Algérie - La question du jour - Participants contre abstentionnistes
On pouvait s’attendre, comme dans toute campagne électorale, et en particulier quand celle-ci est encore à ses débuts (car il s’agit alors pour les protagonistes d’annoncer la couleur), à de la polémique, peut-être même à des accusations, plus ou moins fondées ou tout à fait gratuites, en tout cas à des clivages, et l’on a eu droit jusqu’à présent à un même discours appelant les électeurs à ne pas céder aux sirènes de l’abstention. Même Louisa Hanoune, qui avait donné le sentiment, il y a de cela des semaines, bien avant donc que la campagne ne commence, d’être d’attaque, de chercher la confrontation, notamment avec les islamistes, qu’elle a accusés de se faire financer par les Américains, ou par le Qatar, ne semble plus sur les mêmes dispositions belliqueuses maintenant qu’est abordée la dernière ligne droite. Espérons que ce ne soit chez elle qu’un court passage à vide, et qu’elle se reprendra bientôt.
Pour un peu on croirait que la classe politique s’est recomposée pour donner lieu à deux grands blocs, dont la ligne de démarcation serait justement l’attitude vis-à-vis de l’abstention. La réalité est cependant très différente. Il n’y a après tout que deux ou trois partis, dont le RCD et le MDS, qui ne sont pas des mastodontes, à moins que ce ne soit là tout le camp du boycott (auquel il faut peut-être ajouter la poignée de dissidents très médiatisés FFS ou apparentés) pour chercher à dissuader les électeurs de se rendre aux urnes le 10 mai. Il n’y a vraiment pas là de quoi faire peur à tous les autres partis, anciens et nouveaux. Le seul fait que le FFS ait opté pour la participation est de nature à compenser largement les électeurs qui s’abstiendront à l’appel du RCD. Or près d’une dizaine de partis, il est vrai tous nouveaux (mais ils ne le sont pour la plupart que sur le papier), sont cette fois-ci sur la même ligne de départ que les anciens.

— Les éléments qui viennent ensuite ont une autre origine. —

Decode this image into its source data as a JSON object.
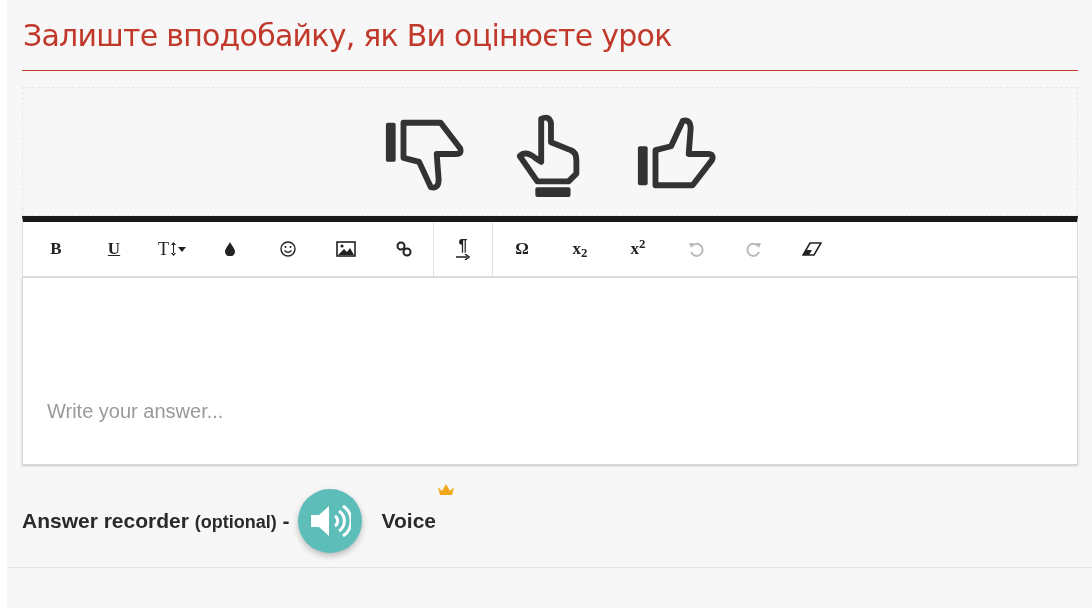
{
  "title": "Залиште вподобайку, як Ви оцінюєте урок",
  "reactions": [
    {
      "kind": "dislike",
      "selected": false
    },
    {
      "kind": "neutral",
      "selected": false
    },
    {
      "kind": "like",
      "selected": false
    }
  ],
  "toolbar": {
    "groups": [
      [
        {
          "kind": "bold",
          "label": "B"
        },
        {
          "kind": "underline",
          "label": "U"
        },
        {
          "kind": "fontsize",
          "label": "T"
        },
        {
          "kind": "drop"
        },
        {
          "kind": "smiley"
        },
        {
          "kind": "image"
        },
        {
          "kind": "link"
        }
      ],
      [
        {
          "kind": "paragraph",
          "label": "¶"
        }
      ],
      [
        {
          "kind": "bold",
          "label": "Ω"
        },
        {
          "kind": "bold",
          "label": "x$_{2}$"
        },
        {
          "kind": "bold",
          "label": "x$^{2}$"
        },
        {
          "kind": "undo",
          "disabled": true
        },
        {
          "kind": "redo",
          "disabled": true
        },
        {
          "kind": "eraser"
        }
      ]
    ]
  },
  "editor": {
    "placeholder": "Write your answer..."
  },
  "recorder": {
    "label": "Answer recorder",
    "note": "(optional)",
    "dash": "-",
    "voice": "Voice",
    "premium": true
  }
}
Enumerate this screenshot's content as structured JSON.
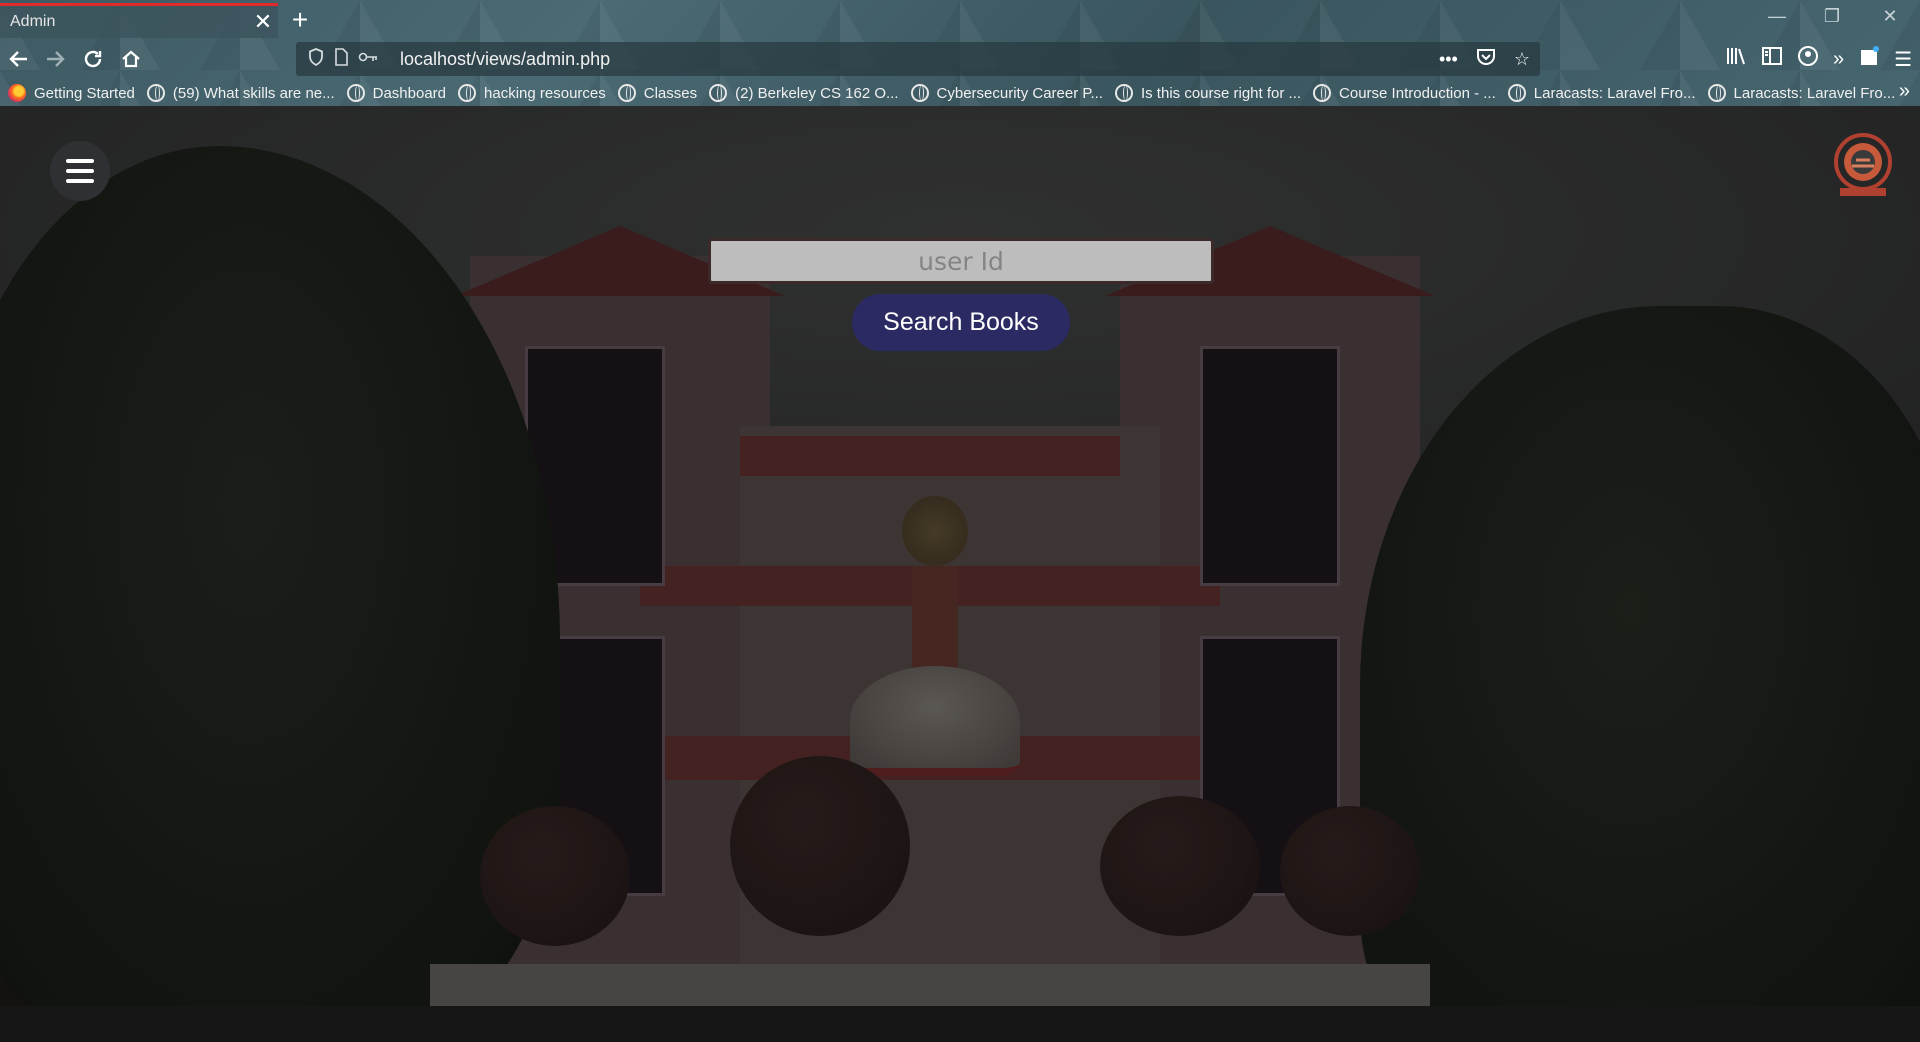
{
  "browser": {
    "tab": {
      "title": "Admin"
    },
    "url": "localhost/views/admin.php",
    "bookmarks": [
      {
        "label": "Getting Started",
        "icon": "firefox-icon"
      },
      {
        "label": "(59) What skills are ne...",
        "icon": "globe-icon"
      },
      {
        "label": "Dashboard",
        "icon": "globe-icon"
      },
      {
        "label": "hacking resources",
        "icon": "globe-icon"
      },
      {
        "label": "Classes",
        "icon": "globe-icon"
      },
      {
        "label": "(2) Berkeley CS 162 O...",
        "icon": "globe-icon"
      },
      {
        "label": "Cybersecurity Career P...",
        "icon": "globe-icon"
      },
      {
        "label": "Is this course right for ...",
        "icon": "globe-icon"
      },
      {
        "label": "Course Introduction - ...",
        "icon": "globe-icon"
      },
      {
        "label": "Laracasts: Laravel Fro...",
        "icon": "globe-icon"
      },
      {
        "label": "Laracasts: Laravel Fro...",
        "icon": "globe-icon"
      }
    ],
    "accent_color": "#e02b2b"
  },
  "page": {
    "search": {
      "placeholder": "user Id",
      "button_label": "Search Books"
    },
    "colors": {
      "button_bg": "#2b2a63",
      "input_bg": "#bdbdbd"
    }
  }
}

Cela pour dire qu’à faire de l’abstention – qui pour y appeler, qui pour la conjurer – le thème central de la campagne, les tenants de la participation courent en ce qui les concerne le risque d’obtenir l’effet contraire de celui qu’ils escomptent. De jouer contre eux-mêmes autrement dit, pour accroître les chances de succès, sinon les scores, des partisans du boycott. On voit d’ici le RCD, pour l’heure en embuscade, débouler sur scène pour s’attribuer le taux d’abstention s’il est élevé, en particulier s’il est supérieur à ce qu’il était lors des législatives précédentes. Il remplirait l’air de ses cris de triomphe : voici la proportion des Algériens qui ont écouté mon appel au boycott, dirait-il, et qui auraient à coup sûr voté pour moi si j’avais voulu être de la partie. En vérité, il ne s’arrêterait pas là. Il ajouterait sûrement : ce taux d’abstention important, c’est en réalité la véritable mesure de mon influence dans la société, mon score authentique, celui qui aurait toujours été le mien sans la fraude «massive et généralisée».
Bien entendu, si les partis prenant part à la compétition concentrent leurs tirs sur le spectre de l’abstention, ce n’est pas par crainte que les partisans du boycott portent celle-ci à leur crédit dans le cas où elle serait plus importante que d’habitude, ou même si elle s’avère de même niveau qu’antérieurement. Mais parce qu’ils espèrent conjurer par une forte participation toute éventualité d’un «Printemps» sur le mode de ceux qui se sont emparés de quelques pays de la région. Une forte participation est d’autant plus souhaitable qu’elle vaudra le cas échéant refus catégorique de la part de la majorité des Algériens de voir leur pays sombrer dans la même effervescence douteuse qu’ils voient ailleurs. A contrario, une forte abstention tendrait à signifier que les temps sont mûrs pour qu’une «révolution» éclate. Que l’exception algérienne est une illusion. Bref, ce ne sont pas les partis et leurs programmes qui seraient en compétition le 10 mai mais les participants et les abstentionnistes, et que c’est de l’issue de cette partie qu’il dépendrait que le pays reste calme ou verse dans l’agitation.
Ce n’est sans doute pas dans cette alternative que croient s’enfermer ceux qui mènent campagne non pas pour eux-mêmes mais contre l’abstention.